Ella thanked him and waited for the door to shut, leaving her alone with Wink. “Later, we need to have a chat with Flo about whatever the morbid mess this newfound obsession with coffins is.”
“I wouldn’t say it’s new. I once found her camping out in a graveyard.” She led Ella right, down a hall that jutted off from the lobby. “I just can’t believe Jensen’s still alive. He was old when Flo and I were in high school.”
“Wow, so he’s ancient.” Her boss shot her a withering look, but Ella double-downed on the wisecrack. “Maybe he found a way to use his embalming methods to preserve himself.”
They ran into their first obstacle when they reached a locked door.
“Let me guess. Pauline’s examination room is on the other side?”

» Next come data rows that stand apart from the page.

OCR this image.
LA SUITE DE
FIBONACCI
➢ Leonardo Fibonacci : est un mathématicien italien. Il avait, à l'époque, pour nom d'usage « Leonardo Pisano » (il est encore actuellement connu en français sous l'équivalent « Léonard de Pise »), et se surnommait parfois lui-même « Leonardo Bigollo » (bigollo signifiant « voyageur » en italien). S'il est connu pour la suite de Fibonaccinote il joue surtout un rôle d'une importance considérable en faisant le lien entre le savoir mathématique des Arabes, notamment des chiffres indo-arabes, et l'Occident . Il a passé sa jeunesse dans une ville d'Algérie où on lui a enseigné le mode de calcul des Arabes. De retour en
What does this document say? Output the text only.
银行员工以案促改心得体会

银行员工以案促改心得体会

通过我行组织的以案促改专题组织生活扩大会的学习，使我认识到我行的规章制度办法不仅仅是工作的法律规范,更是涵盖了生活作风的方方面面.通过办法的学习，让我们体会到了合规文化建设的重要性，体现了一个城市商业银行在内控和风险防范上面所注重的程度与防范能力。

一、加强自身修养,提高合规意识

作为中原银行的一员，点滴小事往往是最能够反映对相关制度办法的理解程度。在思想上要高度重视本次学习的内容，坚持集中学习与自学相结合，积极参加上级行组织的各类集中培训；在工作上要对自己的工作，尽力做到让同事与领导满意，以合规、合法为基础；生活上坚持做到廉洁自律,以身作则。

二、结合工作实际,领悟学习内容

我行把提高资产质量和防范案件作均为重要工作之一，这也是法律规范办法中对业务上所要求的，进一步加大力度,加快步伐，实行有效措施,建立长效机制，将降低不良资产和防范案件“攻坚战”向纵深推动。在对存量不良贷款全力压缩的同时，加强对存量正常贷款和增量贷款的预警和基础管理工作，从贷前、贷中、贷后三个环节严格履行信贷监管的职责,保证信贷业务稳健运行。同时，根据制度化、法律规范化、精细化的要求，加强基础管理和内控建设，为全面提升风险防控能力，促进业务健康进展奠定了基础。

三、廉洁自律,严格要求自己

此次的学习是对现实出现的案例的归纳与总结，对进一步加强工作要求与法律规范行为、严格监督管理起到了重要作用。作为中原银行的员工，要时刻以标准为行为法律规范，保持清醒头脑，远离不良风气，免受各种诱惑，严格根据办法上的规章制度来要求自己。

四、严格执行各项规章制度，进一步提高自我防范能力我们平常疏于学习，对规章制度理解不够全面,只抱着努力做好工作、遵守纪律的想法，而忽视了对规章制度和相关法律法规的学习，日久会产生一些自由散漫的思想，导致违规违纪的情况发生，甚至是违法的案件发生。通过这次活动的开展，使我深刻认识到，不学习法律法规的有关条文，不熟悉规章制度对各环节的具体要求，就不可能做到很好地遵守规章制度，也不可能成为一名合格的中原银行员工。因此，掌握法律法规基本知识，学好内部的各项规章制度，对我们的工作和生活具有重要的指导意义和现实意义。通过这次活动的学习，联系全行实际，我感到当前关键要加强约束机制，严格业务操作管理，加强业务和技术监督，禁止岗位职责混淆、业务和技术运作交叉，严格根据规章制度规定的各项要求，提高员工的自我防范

Ella tapped on the door just to be sure the doctor wasn’t in. Meanwhile, Wink searched up and down the corridor, her brows furrowed.
“This is the only way in. I hadn’t thought of it being locked.”
“I hate to say it, but we need Flo’s lock picking skills.”
As with most of their plans, it was already derailed within the first few minutes.
Chewing her lip, Wink peeked into her purse. “We need to hurry before this steak thaws.”
Before arriving at the funeral home, she’d stopped by the sheriff’s office with a couple of frozen steaks for Peanut. After the allosaurus had bitten down on one, she’d placed it in her purse while he inhaled the other.